The two men "praised America as a paradise where they were able to realize their dream of improving the economic condition of their families," said Khan's sister, Syeda Fatima, in an interview in Hyderabad.
Travel through St. Louis
On Sept. 11, Azmath and Khan boarded a TWA airliner at Newark International Airport, bound for San Antonio. Friends had offered them jobs in Texas, Khan's brother, Mohammed Zahir Shah, said in Hyderabad.
When flights were grounded after the hijackings that morning, Khan and Azmath landed in St. Louis.
They paid cash for Amtrak tickets to San Antonio, and that alerted police, who thought they might be drug couriers. Their train stopped in Fort Worth on Sept. 12, and officers found Azmath and Khan asleep in separate cars.
Azmath told officers that he and Khan were going to visit a friend in San Antonio for at least a month.
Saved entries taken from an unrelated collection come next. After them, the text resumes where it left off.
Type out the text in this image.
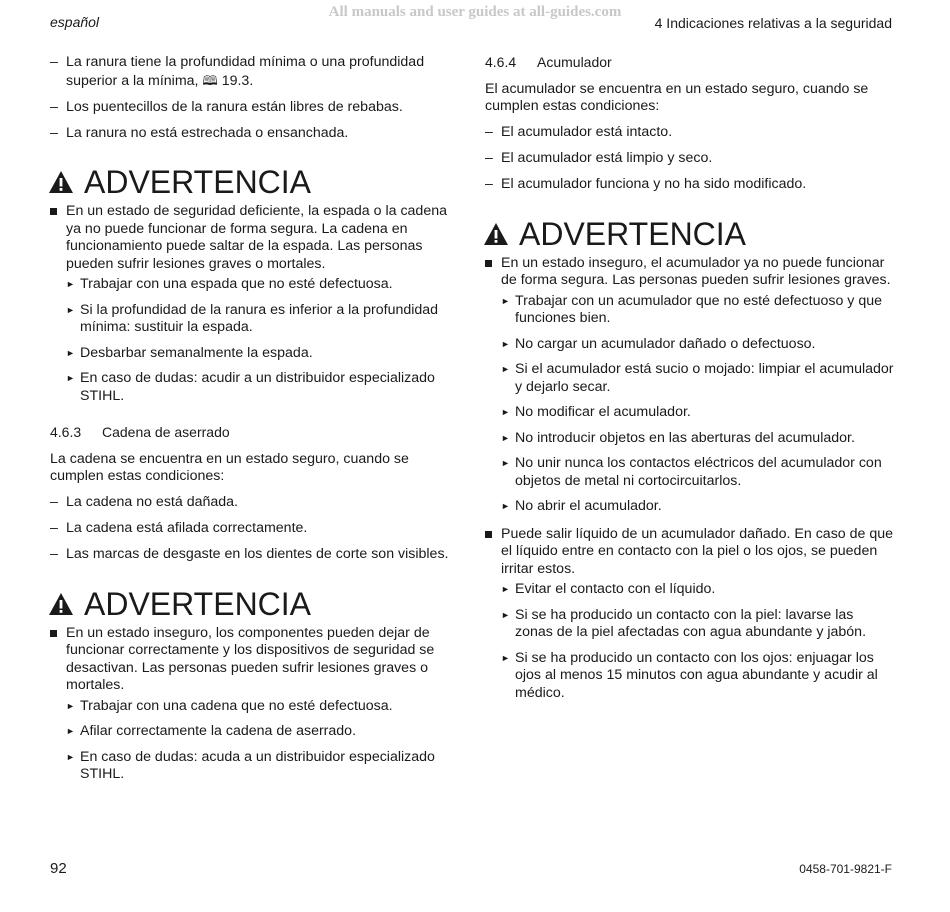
All manuals and user guides at all-guides.com
español	4 Indicaciones relativas a la seguridad
– La ranura tiene la profundidad mínima o una profundidad superior a la mínima, 🕮 19.3.
– Los puentecillos de la ranura están libres de rebabas.
– La ranura no está estrechada o ensanchada.
ADVERTENCIA
En un estado de seguridad deficiente, la espada o la cadena ya no puede funcionar de forma segura. La cadena en funcionamiento puede saltar de la espada. Las personas pueden sufrir lesiones graves o mortales.
► Trabajar con una espada que no esté defectuosa.
► Si la profundidad de la ranura es inferior a la profundidad mínima: sustituir la espada.
► Desbarbar semanalmente la espada.
► En caso de dudas: acudir a un distribuidor especializado STIHL.
4.6.3 Cadena de aserrado
La cadena se encuentra en un estado seguro, cuando se cumplen estas condiciones:
– La cadena no está dañada.
– La cadena está afilada correctamente.
– Las marcas de desgaste en los dientes de corte son visibles.
ADVERTENCIA
En un estado inseguro, los componentes pueden dejar de funcionar correctamente y los dispositivos de seguridad se desactivan. Las personas pueden sufrir lesiones graves o mortales.
► Trabajar con una cadena que no esté defectuosa.
► Afilar correctamente la cadena de aserrado.
► En caso de dudas: acuda a un distribuidor especializado STIHL.
4.6.4 Acumulador
El acumulador se encuentra en un estado seguro, cuando se cumplen estas condiciones:
– El acumulador está intacto.
– El acumulador está limpio y seco.
– El acumulador funciona y no ha sido modificado.
ADVERTENCIA
En un estado inseguro, el acumulador ya no puede funcionar de forma segura. Las personas pueden sufrir lesiones graves.
► Trabajar con un acumulador que no esté defectuoso y que funciones bien.
► No cargar un acumulador dañado o defectuoso.
► Si el acumulador está sucio o mojado: limpiar el acumulador y dejarlo secar.
► No modificar el acumulador.
► No introducir objetos en las aberturas del acumulador.
► No unir nunca los contactos eléctricos del acumulador con objetos de metal ni cortocircuitarlos.
► No abrir el acumulador.
Puede salir líquido de un acumulador dañado. En caso de que el líquido entre en contacto con la piel o los ojos, se pueden irritar estos.
► Evitar el contacto con el líquido.
► Si se ha producido un contacto con la piel: lavarse las zonas de la piel afectadas con agua abundante y jabón.
► Si se ha producido un contacto con los ojos: enjuagar los ojos al menos 15 minutos con agua abundante y acudir al médico.
92	0458-701-9821-F
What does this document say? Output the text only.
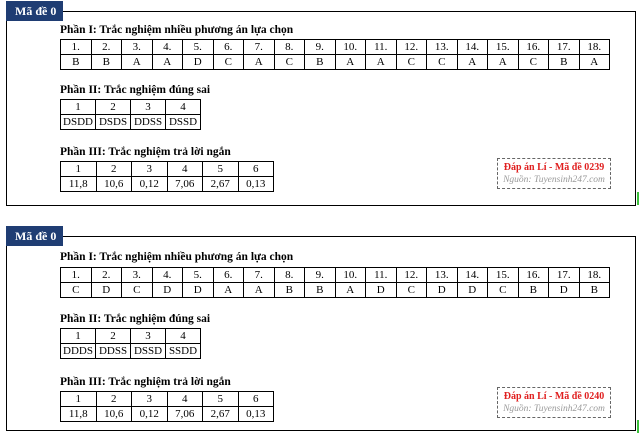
Mã đề 0
Phần I: Trắc nghiệm nhiều phương án lựa chọn
1.	2.	3.	4.	5.	6.	7.	8.	9.	10.	11.	12.	13.	14.	15.	16.	17.	18.
B	B	A	A	D	C	A	C	B	A	A	C	C	A	A	C	B	A
Phần II: Trắc nghiệm đúng sai
1	2	3	4
DSDD	DSDS	DDSS	DSSD
Phần III: Trắc nghiệm trả lời ngắn
1	2	3	4	5	6
11,8	10,6	0,12	7,06	2,67	0,13
Đáp án Lí - Mã đề 0239
Nguồn: Tuyensinh247.com
Mã đề 0
Phần I: Trắc nghiệm nhiều phương án lựa chọn
1.	2.	3.	4.	5.	6.	7.	8.	9.	10.	11.	12.	13.	14.	15.	16.	17.	18.
C	D	C	D	D	A	A	B	B	A	D	C	D	D	C	B	D	B
Phần II: Trắc nghiệm đúng sai
1	2	3	4
DDDS	DDSS	DSSD	SSDD
Phần III: Trắc nghiệm trả lời ngắn
1	2	3	4	5	6
11,8	10,6	0,12	7,06	2,67	0,13
Đáp án Lí - Mã đề 0240
Nguồn: Tuyensinh247.com
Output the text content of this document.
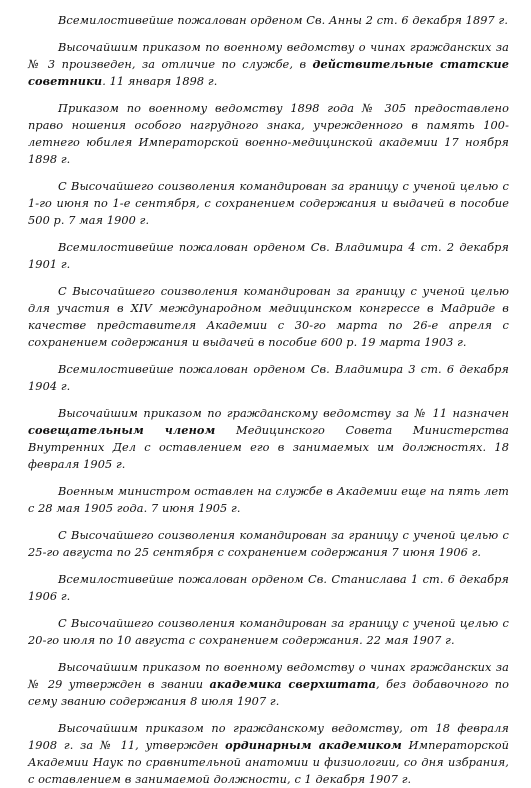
Всемилостивейше пожалован орденом Св. Анны 2 ст. 6 декабря 1897 г.

Высочайшим приказом по военному ведомству о чинах гражданских за № 3 произведен, за отличие по службе, в действительные статские советники. 11 января 1898 г.

Приказом по военному ведомству 1898 года № 305 предоставлено право ношения особого нагрудного знака, учрежденного в память 100-летнего юбилея Императорской военно-медицинской академии 17 ноября 1898 г.

С Высочайшего соизволения командирован за границу с ученой целью с 1-го июня по 1-е сентября, с сохранением содержания и выдачей в пособие 500 р. 7 мая 1900 г.

Всемилостивейше пожалован орденом Св. Владимира 4 ст. 2 декабря 1901 г.

С Высочайшего соизволения командирован за границу с ученой целью для участия в XIV международном медицинском конгрессе в Мадриде в качестве представителя Академии с 30-го марта по 26-е апреля с сохранением содержания и выдачей в пособие 600 р. 19 марта 1903 г.

Всемилостивейше пожалован орденом Св. Владимира 3 ст. 6 декабря 1904 г.

Высочайшим приказом по гражданскому ведомству за № 11 назначен совещательным членом Медицинского Совета Министерства Внутренних Дел с оставлением его в занимаемых им должностях. 18 февраля 1905 г.

Военным министром оставлен на службе в Академии еще на пять лет с 28 мая 1905 года. 7 июня 1905 г.

С Высочайшего соизволения командирован за границу с ученой целью с 25-го августа по 25 сентября с сохранением содержания 7 июня 1906 г.

Всемилостивейше пожалован орденом Св. Станислава 1 ст. 6 декабря 1906 г.

С Высочайшего соизволения командирован за границу с ученой целью с 20-го июля по 10 августа с сохранением содержания. 22 мая 1907 г.

Высочайшим приказом по военному ведомству о чинах гражданских за № 29 утвержден в звании академика сверхштата, без добавочного по сему званию содержания 8 июля 1907 г.

Высочайшим приказом по гражданскому ведомству, от 18 февраля 1908 г. за № 11, утвержден ординарным академиком Императорской Академии Наук по сравнительной анатомии и физиологии, со дня избрания, с оставлением в занимаемой должности, с 1 декабря 1907 г.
Khan told another officer they planned to stay a week.
After the men consented to a search, police found box cutters, clothing and hair dye, plus Muslim religious items. Khan's brother said the knives were tools the men had used to open boxes in the newsstand.
Investigators also noticed that the pair's bodies were shaved.
A day earlier, investigators searching the luggage of suspected hijacker Mohamed Atta had found what appeared to be instructions for the suicide hijackers. Excerpts released by the Justice Department included this instruction: "The previous night, shave the extra hair from the body, pray."